SDCC: A Retailer Revolt?
There’s been plenty of talk about how Comic-Con isn’t really about comic books anymore, with the influx of marketing about upcoming movies and TV shows (a few of which are at least based on comics).
That discussion typically revolves around how the movie booths and panels draw more attention than the ones dedicated to comics, but there’s another angle to the story.
Comic-Con began all those years ago as a smaller affair, dedicated to readers and retailers, and the star of the show was boxes and boxes of comics. Now? With the con’s huge growth, retailers are unhappy with their marginalized role, according to the San Diego Union-Tribune.

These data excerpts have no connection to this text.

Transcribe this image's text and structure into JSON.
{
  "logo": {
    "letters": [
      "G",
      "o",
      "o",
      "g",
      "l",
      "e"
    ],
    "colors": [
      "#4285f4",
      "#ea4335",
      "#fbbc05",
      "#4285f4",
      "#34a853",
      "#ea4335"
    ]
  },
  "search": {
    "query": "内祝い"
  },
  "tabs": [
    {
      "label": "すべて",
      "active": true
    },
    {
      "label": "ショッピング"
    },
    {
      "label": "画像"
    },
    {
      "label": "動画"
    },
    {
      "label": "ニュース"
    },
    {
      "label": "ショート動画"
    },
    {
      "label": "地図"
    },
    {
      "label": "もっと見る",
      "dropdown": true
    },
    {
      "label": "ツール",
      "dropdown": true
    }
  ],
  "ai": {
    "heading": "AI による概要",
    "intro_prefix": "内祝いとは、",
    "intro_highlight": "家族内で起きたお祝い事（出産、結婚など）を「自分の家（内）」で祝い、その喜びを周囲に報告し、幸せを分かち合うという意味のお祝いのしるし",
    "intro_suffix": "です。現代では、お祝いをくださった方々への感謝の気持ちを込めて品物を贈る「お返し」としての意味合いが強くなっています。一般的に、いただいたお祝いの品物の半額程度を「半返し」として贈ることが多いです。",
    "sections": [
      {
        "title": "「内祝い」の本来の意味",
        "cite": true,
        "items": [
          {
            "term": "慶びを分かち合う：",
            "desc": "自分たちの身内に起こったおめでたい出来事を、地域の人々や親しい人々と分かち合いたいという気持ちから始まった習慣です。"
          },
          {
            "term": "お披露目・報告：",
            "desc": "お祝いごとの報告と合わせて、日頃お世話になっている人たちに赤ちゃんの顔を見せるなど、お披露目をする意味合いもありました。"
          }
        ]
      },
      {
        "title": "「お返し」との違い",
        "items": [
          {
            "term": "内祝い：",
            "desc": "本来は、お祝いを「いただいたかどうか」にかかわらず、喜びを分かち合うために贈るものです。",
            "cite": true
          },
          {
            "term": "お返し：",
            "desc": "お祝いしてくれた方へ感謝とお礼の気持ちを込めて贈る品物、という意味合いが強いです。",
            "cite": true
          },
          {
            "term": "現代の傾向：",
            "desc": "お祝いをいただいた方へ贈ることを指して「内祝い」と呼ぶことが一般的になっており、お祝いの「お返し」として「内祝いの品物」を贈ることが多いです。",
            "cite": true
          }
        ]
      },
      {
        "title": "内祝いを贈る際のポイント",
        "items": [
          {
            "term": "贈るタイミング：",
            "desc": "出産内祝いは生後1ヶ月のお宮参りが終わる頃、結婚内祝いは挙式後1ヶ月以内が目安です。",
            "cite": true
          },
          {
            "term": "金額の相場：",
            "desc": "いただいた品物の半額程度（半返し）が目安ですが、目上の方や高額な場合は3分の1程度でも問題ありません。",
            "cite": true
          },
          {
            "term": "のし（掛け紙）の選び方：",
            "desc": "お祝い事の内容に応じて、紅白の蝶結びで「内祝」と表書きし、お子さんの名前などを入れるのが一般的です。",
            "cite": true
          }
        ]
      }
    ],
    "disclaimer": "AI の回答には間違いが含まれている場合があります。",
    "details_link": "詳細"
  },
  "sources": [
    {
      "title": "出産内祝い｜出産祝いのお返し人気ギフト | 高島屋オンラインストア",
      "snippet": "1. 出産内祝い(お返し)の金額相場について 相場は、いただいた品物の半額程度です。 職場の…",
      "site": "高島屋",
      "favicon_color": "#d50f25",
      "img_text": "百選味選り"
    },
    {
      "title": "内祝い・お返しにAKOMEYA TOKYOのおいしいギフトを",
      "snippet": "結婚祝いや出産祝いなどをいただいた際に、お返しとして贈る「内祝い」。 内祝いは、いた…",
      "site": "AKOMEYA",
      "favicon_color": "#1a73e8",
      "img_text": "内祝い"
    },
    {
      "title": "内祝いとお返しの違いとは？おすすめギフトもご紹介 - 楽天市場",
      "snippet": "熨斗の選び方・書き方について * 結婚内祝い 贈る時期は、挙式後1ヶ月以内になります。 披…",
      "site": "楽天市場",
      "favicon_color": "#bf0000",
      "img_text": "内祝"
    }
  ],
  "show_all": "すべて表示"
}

They complain about rising fees for exhibit hall booths. “We are being priced out of existence,” said Richard Muchin of Tomorrow’s Treasures, a Long Island, N.Y., dealer.
They complain about the cost of traveling to, and staying in, San Diego. “It’s too expensive to be here,” said Lee Hester, owner of Lee’s Comics in San Mateo.
Most of all, they complain that they’ve been shoved aside by the Hollywood studios, whose enormous displays dominate the exhibition hall. “If we’re that important,” asked Jamie Graham, who runs nine comic shops in the Chicago area, “why aren’t we in the middle of the room, where more people can see us?”
Hester and Al Stoltz, of Maryland’s Basement Comics, said they will not return to the Con next year. Rozanski, one of the biggest vendors here with 25,000 books, said he may join them. “There’s actually a movement afoot to pull all the comic-book dealers out of Comic-Con and move to a separate venue,” he said.